We are about to eat shabu-shabu, yet another style of Japanese cuisine! The kimonoed ladies busily bring it plates full of ingredients to be set to cook in the water: mainly large plates of very thinly sliced Kobe beef. Have you heard of Kobe beef? Only in Japan do you find this delectable meat, taken from cows that are fed a diet including beer and that are given a regular massage!! The beer stimulates the appetite in hot summer months and the massage, well, reduces stress and muscle stiffness. Logical, isn’t it? Result: Highly tender meat, with a marbled appearance as the fat is distributed, and is not just on the edges. Literally melts in the mouth. Price: Don’t ask…

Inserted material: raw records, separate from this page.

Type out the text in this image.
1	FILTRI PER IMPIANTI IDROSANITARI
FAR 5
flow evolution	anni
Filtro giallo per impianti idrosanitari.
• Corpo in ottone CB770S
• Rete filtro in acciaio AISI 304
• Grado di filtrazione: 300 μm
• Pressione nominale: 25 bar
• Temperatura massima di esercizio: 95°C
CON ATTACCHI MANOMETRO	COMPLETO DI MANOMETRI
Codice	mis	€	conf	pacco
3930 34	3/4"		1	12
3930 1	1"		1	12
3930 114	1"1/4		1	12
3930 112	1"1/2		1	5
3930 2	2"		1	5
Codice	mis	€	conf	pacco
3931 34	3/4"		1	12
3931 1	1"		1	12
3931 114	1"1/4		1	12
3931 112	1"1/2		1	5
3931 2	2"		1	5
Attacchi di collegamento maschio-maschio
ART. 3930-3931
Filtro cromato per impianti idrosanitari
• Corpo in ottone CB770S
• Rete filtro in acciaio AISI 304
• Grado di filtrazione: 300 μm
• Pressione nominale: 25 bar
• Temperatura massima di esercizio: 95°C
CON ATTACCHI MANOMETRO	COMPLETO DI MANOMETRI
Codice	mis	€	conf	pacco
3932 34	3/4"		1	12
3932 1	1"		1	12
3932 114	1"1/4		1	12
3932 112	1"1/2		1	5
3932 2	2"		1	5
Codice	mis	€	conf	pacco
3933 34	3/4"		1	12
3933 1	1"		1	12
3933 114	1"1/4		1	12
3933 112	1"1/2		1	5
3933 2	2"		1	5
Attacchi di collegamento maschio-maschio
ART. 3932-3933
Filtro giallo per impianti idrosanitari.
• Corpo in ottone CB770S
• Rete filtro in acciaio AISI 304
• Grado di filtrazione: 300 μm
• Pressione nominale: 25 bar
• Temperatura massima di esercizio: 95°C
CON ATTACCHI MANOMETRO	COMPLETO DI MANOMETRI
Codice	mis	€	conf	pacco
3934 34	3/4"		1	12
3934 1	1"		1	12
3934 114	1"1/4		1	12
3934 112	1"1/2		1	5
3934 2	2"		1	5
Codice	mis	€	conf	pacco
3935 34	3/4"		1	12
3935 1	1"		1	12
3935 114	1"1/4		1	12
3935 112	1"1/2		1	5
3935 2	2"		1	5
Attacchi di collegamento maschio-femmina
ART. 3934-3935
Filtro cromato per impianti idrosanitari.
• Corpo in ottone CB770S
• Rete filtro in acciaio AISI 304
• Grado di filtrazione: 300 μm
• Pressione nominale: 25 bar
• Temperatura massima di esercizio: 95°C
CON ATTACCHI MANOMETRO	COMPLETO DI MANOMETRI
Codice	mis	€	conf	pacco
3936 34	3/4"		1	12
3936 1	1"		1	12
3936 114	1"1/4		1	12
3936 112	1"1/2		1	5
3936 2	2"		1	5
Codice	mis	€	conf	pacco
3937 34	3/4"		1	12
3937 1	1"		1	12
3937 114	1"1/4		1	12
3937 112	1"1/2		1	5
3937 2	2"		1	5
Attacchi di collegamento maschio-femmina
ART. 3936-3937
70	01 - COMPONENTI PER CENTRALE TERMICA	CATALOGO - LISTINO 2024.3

So the water boils, and we put in the slices of beef to cook. A quick swish around with the chopsticks (shabu-shabu literally means swish-swish), a dip into sesame seed or soy sauce and into the mouth – Delicious! Mushrooms, tofu and some greenery are also put in the pot as a side dish. We drink Asahi Super Dry beer and cold sake. Incidentally, drinking etiquette in Japan requires that you never pour your own drinks but they are poured out for you. The instant I take a drink from my glass and set it down, it is refilled by the Prez, and I do the same for him. Needless to say, glasses that are always full increase alcoholic consumption! Amongst cries of “Kanpai!” (Cheers) the evening proceeds merrily. Ritual photographs are taken, more bowing from the kimono ladies and then we are ready to leave.

But the evening isn’t finished yet! The Prez leads us through the streets to an apartment block. We enter a lift, get out a few floors up then enter a karaoke bar! The Japanese name for a karaoke bar is “boxssu“, which is very apt as the entire place is no larger than my bedroom! A bar lines one wall, a TV is above it and a lady pours the drinks – which here is whisky! The back wall is lined with bottles of whisky all neatly labelled with a name: the idea being that you buy one bottle, drink some of it and then save it for another time at the same boxssu. We sit on a settee opposite the bar, two other punters with a couple of girls are sitting on bar stools, drink in hand, ready to sing! You must know the basic operation of karaoke: thousands of different songs are listed in a book the size of a telephone directory, you take your pick, punch in the corresponding number on a remote control and when the song comes up on the TV screen, you get up and sing! The Prez does his song and he has excellent voice. Now I actually quite like singing, but as my voice resembles the call of a male bullfrog, I am rather embarrassed to sing in public… but then again, a few whiskeys on ice loosen all inhibitions! My greater problem is that my choice of songs is limited to a few pages of that directory and my Japanese friends insist that I sing “canzone“. Canzone is Italian for song, but I interpret their request as being one for Neapolitan songs! Not my genre at all… and I can’t read Neapolitan dialect either! But here goes… I launch my Luciano Pavarotti impression with Domenico Modugno’s “Volare”, then a duet of “O Sole Mio” with one of the girls, change of rhythm with U2s “With or Without You”, grand finale with another Neapolitan classic, “Santa Lucia”. I am rapturously received, glasses of whisky are poured, recording contracts are signed….no, no, forget that last bit! Anyway, we get out of the boxssu content. We have truly cemented our “working relationship” and are thoroughly pissed!

Ah well, this concludes my trip to Japan. Will I be back? I’d love to, but MIJ had better get some serious business going first!